Fear of specific and avoidable dangers has evolutionary value. Nobody has ancestors who weren’t mindful of saber-toothed tigers. But pervasive dread, lately promoted by some who want to keep us pickled in fear, is numbing and demotivating. When I give a talk, sometimes a questioner details the many bad things happening in the world, all the suffering in the universe, and asks how dare I propose solutions: isn’t resistance futile? The only response I’ve found is to ask, as gently as I can, “I can see why you feel that way. Does it make you more effective?”
In a recent college class, one young woman bemoaned so many global problems that she said she’d lost all hope and couldn’t imagine bringing a child into such a world. But discussion quickly revealed to us both that she hadn’t lost hope at all; she knew exactly where she’d left it.

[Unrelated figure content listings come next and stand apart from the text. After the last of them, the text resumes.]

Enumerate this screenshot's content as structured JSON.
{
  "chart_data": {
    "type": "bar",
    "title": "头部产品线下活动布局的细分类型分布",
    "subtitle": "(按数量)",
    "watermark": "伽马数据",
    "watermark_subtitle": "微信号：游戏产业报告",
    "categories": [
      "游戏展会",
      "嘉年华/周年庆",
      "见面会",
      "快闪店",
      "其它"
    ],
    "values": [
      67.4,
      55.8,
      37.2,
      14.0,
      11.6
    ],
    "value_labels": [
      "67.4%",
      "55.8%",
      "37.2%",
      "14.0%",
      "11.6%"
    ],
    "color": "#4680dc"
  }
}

The most solid foundation for feeling better about the future is to improve it—tangibly, durably, reproducibly and scalably. So now is the time to be practitioners, not theorists; to be synthesists, not specialists; to do solutions, not problems; to do transformation, not incrementalism. Or as my mentor Edwin Land said, “Don’t undertake a project unless it is manifestly important and nearly impossible.” It’s time to shift our language and action, as my wife, Judy, says, from “Somebody should” to “I will,” to do real work on real projects, and to go to scale. As that early activist St. Francis of Assisi said, “Preach the Gospel at all times. If necessary, use words.”
In a world short of both hope and time we need to practice Raymond Williams’s truth that “To be truly radical is to make hope possible, not despair convincing.” Hope becomes possible, practical—even profitable—when advanced resource efficiency turns scarcity into plenitude.
David Whyte’s poem “Loaves and Fishes” captures that goal thus:
This is not the age of information.
This is not
the age of information.
Forget the news,
and the radio,
and the blurred screen.
This is the time
People are hungry,
and one good word is bread
for a thousand.
So with the world so finely balanced between fear and hope, with the outcome in suspense and a whiff of imminent shift in the air, let us choose to add the small stubborn ounces of our weight on the side of applied hope. As Zen master Gôtô-roshi put it, “Infinite gratitude toward all things past; infinite service to all things present; infinite responsibility to all things future.”
This mission is challenging. It requires you to combine sizzle in your brain, fire in your belly, perseverance rooted like a redwood and soul as light as a butterfly. According to the Internet, one Michael C. Muhammad said: “Everything works out right in the end. If things are not working right, it isn’t the end yet. Don’t let it bother you—relax and keep on going.”